Stock Hedges Are Misfiring

Stock Hedges Are Misfiring

Many of the hedging strategies that worked in previous bear markets are misfiring in this one, contends an article in Bloomberg. Buying the dip, taking refuge in megacaps, betting on a Fed pivot, and purchasing crash insurance are all things that have been winning approaches in previous equity bear markets—such as in 2020—and are now failing.



Indeed, after the S&P 500 fell 2.5% following Fed Chair Jerome Powell’s hawkish statement, the Cboe Volatility Index (the VIX) was essentially flat, meaning investors who bet on increased volatility didn’t have success. And the Cboe S&P 500 5% Put Protection Index, which follows a strategy that uses a month 5% “out-of-the-money puts as a hedge” while holding “a long position on the equity gauge” fell 20%, as opposed to the 2.2% it returned in March 2020. The lack of certainty with hedge strategies that have outperformed in the past is causing immense frustration on Wall Street, according to the article. And unlike in 2020, this year’s market has been jarred by rallies that go against the trend, elongating the pain into the second-slowest bear market since the 1980s. That slow-motion selloff, combined with the rapidity in which the market changed from a high-flying bull market at the beginning of the year to the current bear, is one reason why so many hedge strategies are failing to work now.

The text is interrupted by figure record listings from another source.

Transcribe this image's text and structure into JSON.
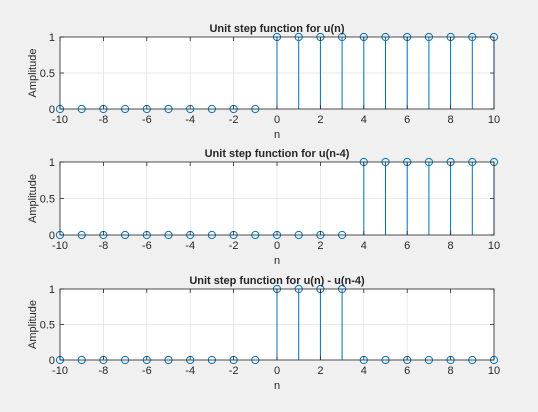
{
  "figure": {
    "background": "#f0f0f0"
  },
  "style": {
    "axes_bg": "#ffffff",
    "axes_border": "#262626",
    "grid": "#e3e3e3",
    "stem": "#0072bd",
    "text": "#262626"
  },
  "chart_data": [
    {
      "type": "stem",
      "title": "Unit step function for u(n)",
      "xlabel": "n",
      "ylabel": "Amplitude",
      "xlim": [
        -10,
        10
      ],
      "ylim": [
        0,
        1
      ],
      "xticks": [
        -10,
        -8,
        -6,
        -4,
        -2,
        0,
        2,
        4,
        6,
        8,
        10
      ],
      "yticks": [
        0,
        0.5,
        1
      ],
      "grid": true,
      "x": [
        -10,
        -9,
        -8,
        -7,
        -6,
        -5,
        -4,
        -3,
        -2,
        -1,
        0,
        1,
        2,
        3,
        4,
        5,
        6,
        7,
        8,
        9,
        10
      ],
      "y": [
        0,
        0,
        0,
        0,
        0,
        0,
        0,
        0,
        0,
        0,
        1,
        1,
        1,
        1,
        1,
        1,
        1,
        1,
        1,
        1,
        1
      ]
    },
    {
      "type": "stem",
      "title": "Unit step function for u(n-4)",
      "xlabel": "n",
      "ylabel": "Amplitude",
      "xlim": [
        -10,
        10
      ],
      "ylim": [
        0,
        1
      ],
      "xticks": [
        -10,
        -8,
        -6,
        -4,
        -2,
        0,
        2,
        4,
        6,
        8,
        10
      ],
      "yticks": [
        0,
        0.5,
        1
      ],
      "grid": true,
      "x": [
        -10,
        -9,
        -8,
        -7,
        -6,
        -5,
        -4,
        -3,
        -2,
        -1,
        0,
        1,
        2,
        3,
        4,
        5,
        6,
        7,
        8,
        9,
        10
      ],
      "y": [
        0,
        0,
        0,
        0,
        0,
        0,
        0,
        0,
        0,
        0,
        0,
        0,
        0,
        0,
        1,
        1,
        1,
        1,
        1,
        1,
        1
      ]
    },
    {
      "type": "stem",
      "title": "Unit step function for u(n) - u(n-4)",
      "xlabel": "n",
      "ylabel": "Amplitude",
      "xlim": [
        -10,
        10
      ],
      "ylim": [
        0,
        1
      ],
      "xticks": [
        -10,
        -8,
        -6,
        -4,
        -2,
        0,
        2,
        4,
        6,
        8,
        10
      ],
      "yticks": [
        0,
        0.5,
        1
      ],
      "grid": true,
      "x": [
        -10,
        -9,
        -8,
        -7,
        -6,
        -5,
        -4,
        -3,
        -2,
        -1,
        0,
        1,
        2,
        3,
        4,
        5,
        6,
        7,
        8,
        9,
        10
      ],
      "y": [
        0,
        0,
        0,
        0,
        0,
        0,
        0,
        0,
        0,
        0,
        1,
        1,
        1,
        1,
        0,
        0,
        0,
        0,
        0,
        0,
        0
      ]
    }
  ]
}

But many ETFs that utilize some of these losing hedges are still seeing inflows this year; the Simplify U.S. Equity PLUS Downside Convexity ETF, which has passive exposure to the S&P 500 and is down 25% so far this year, has had inflows of $30 million. Paul Kim of Simplify Asset Management told Bloomberg that the ETF is “working as intended because we haven’t seen the follow-through and sharp selloff the strategy is designed to protect against.” And rapid reversals have been a hallmark of this market; the 10-month bear in the S&P 500 has also had 7 rallies of at least 5% and erased 1% of intraday gains or losses at least 26 times during those months. Even with all that volatility, indexes like the VIX have been relatively muted, and that could be because investors did actually predict inflation trouble was brewing at the end of last year. Amidst those concerns, money managers had the forethought to slash equity exposure, the article explains.

And because everyone was prepared for dizzying crash, and got a slow, downward spiral instead, many of the protective options that would’ve worked in a steeper crash have failed. That shift can be seen in the sensitivity of the implied volatility gauge in connection with the motion of underlining shares. Such a gauge surged at the end of last year, and is now at its lowest point in the last 10 years. That indicates that the options once relied on during fast-changing markets aren’t working during this equity rout. And those who tried to repeat past successes didn’t do well, Benn Eifert of QVR Advisors told Bloomberg, adding, “You look at the last really big bad thing and think it could happen. And usually the last bad thing that happened isn’t going to be that much like the next bad thing to happen.”